The gas station itself is a smart contract that resides on Vota. Before each round starts, the operator can either use it or not use it. By using the gas station, the operator pre-deposits DORA tokens into the smart contract, and transaction cost associated with a particular round can be paid via the gas station.

Most likely, Vota will deploy a default gas station, and people can deploy their own gas station with different payment logics on-demand.

The gas payment contract is a ledger for every voting round’s gas balance.

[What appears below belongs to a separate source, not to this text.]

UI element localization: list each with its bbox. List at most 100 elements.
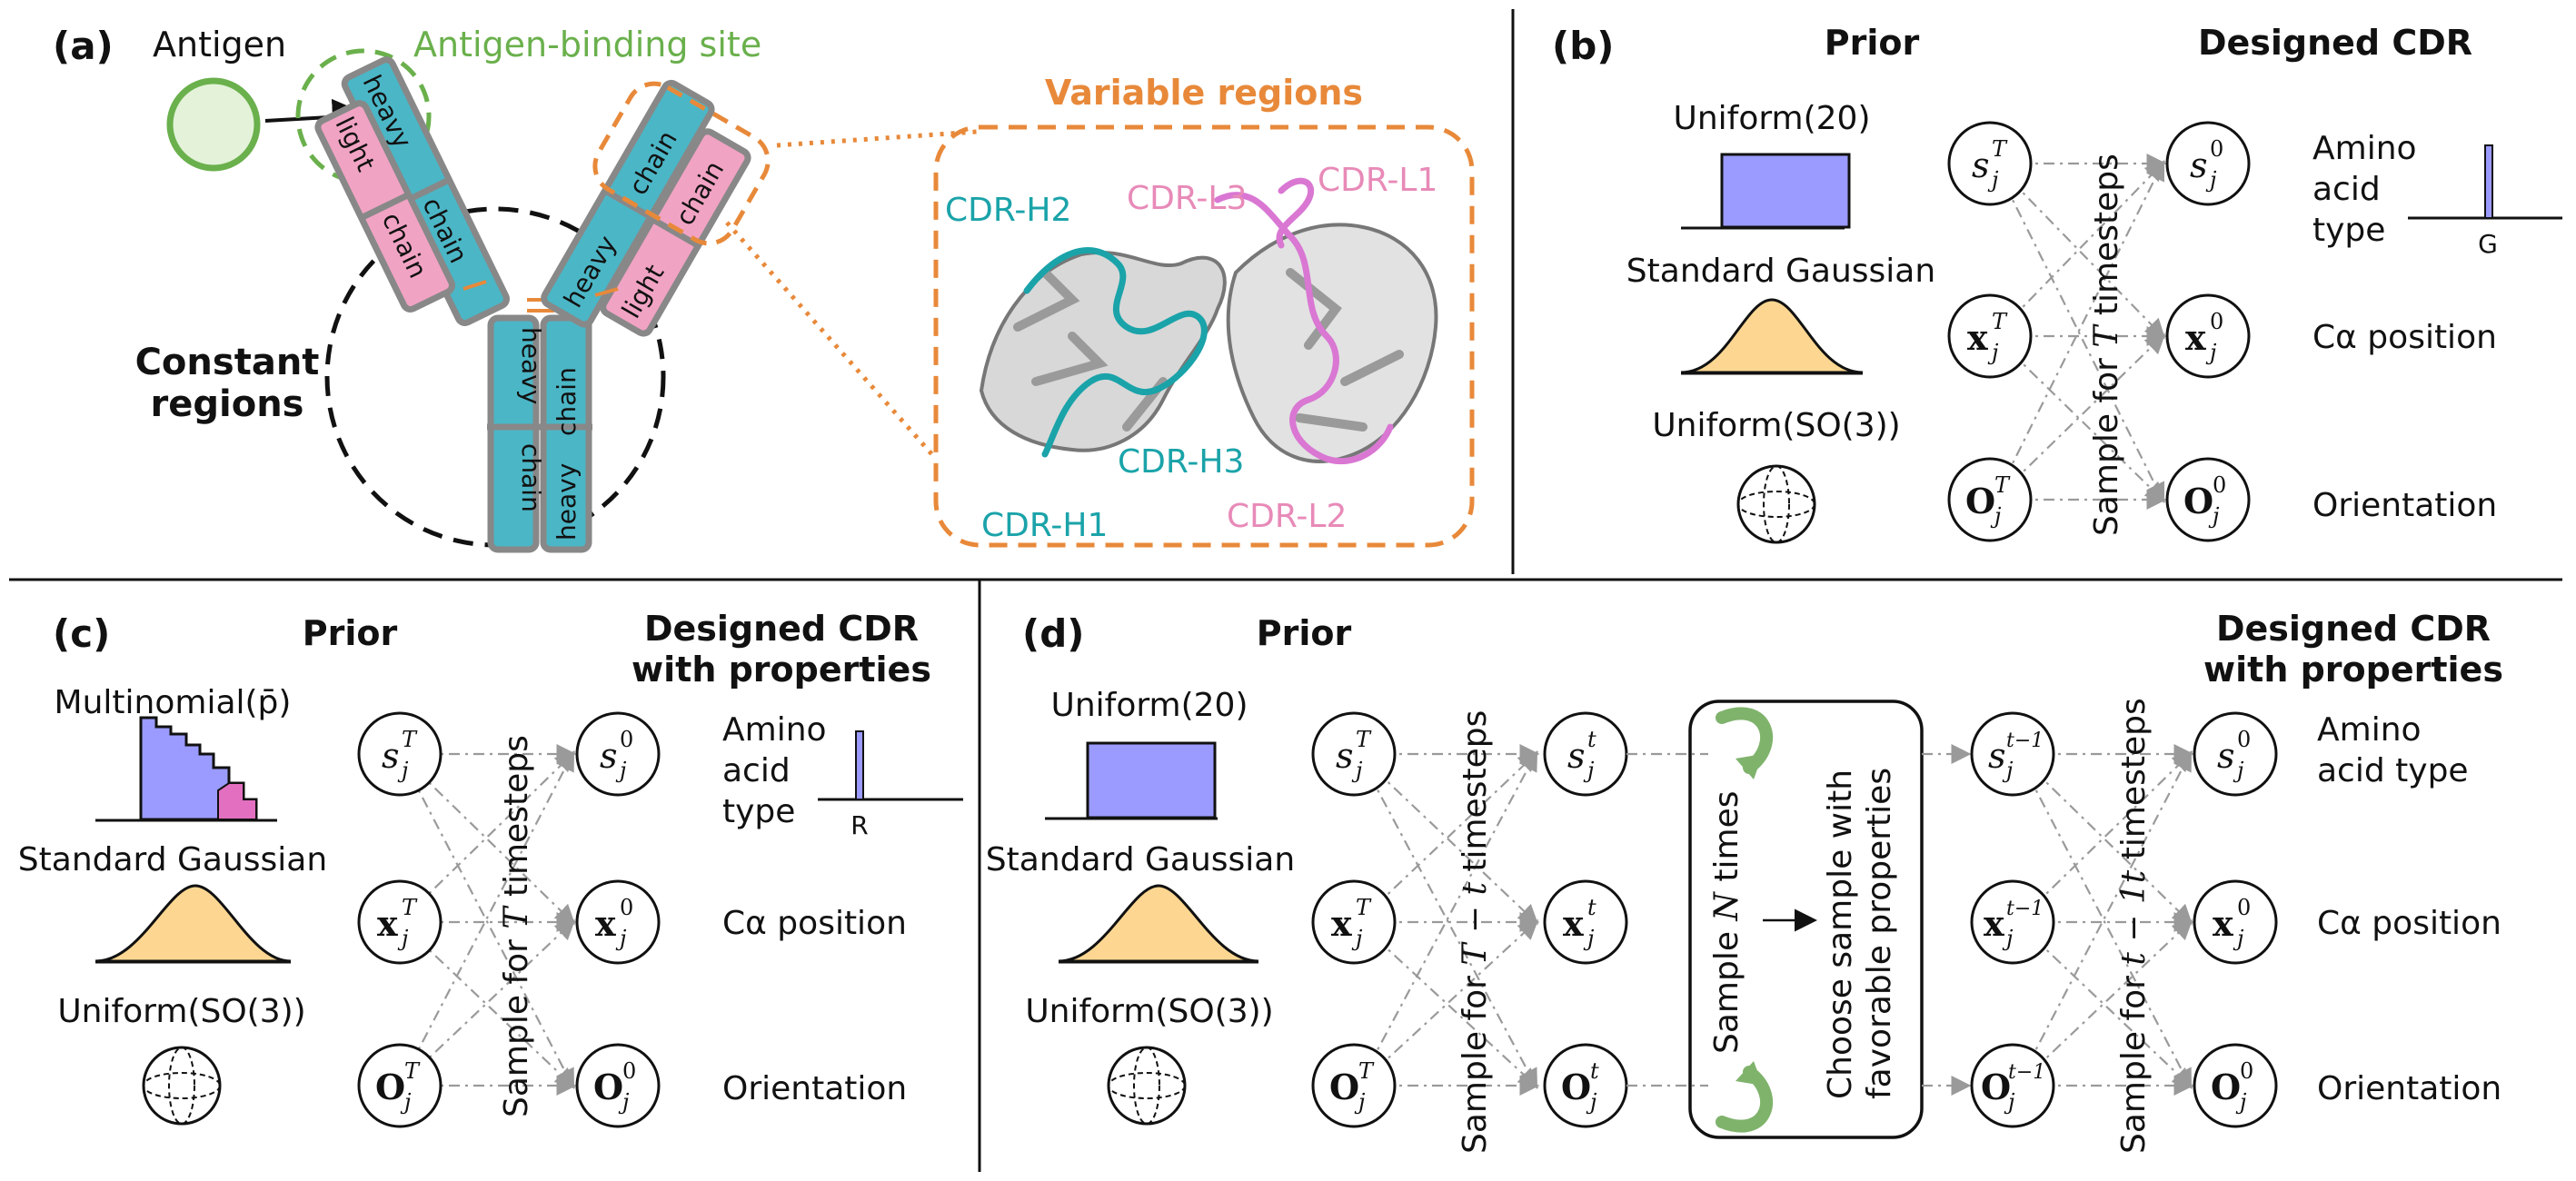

Special purpose blockchains can potentially work for a wide range of application specific use cases, especially non-financial use cases. Voting is one of the most important problems that blockchain and zero-knowledge cryptography can help improve significantly. Improving voting transparency and efficiency can reduce frictions in governance among human societies and all types of communities, and increase productivity in the long term. Protocols like MACI create concise frameworks for voting applications on blockchain, but much needs to be done for voting technology to improve. Specifically, we need a user-friendly infrastructure as a foundation to continuously improve voting technology, and this article detailed the work ahead.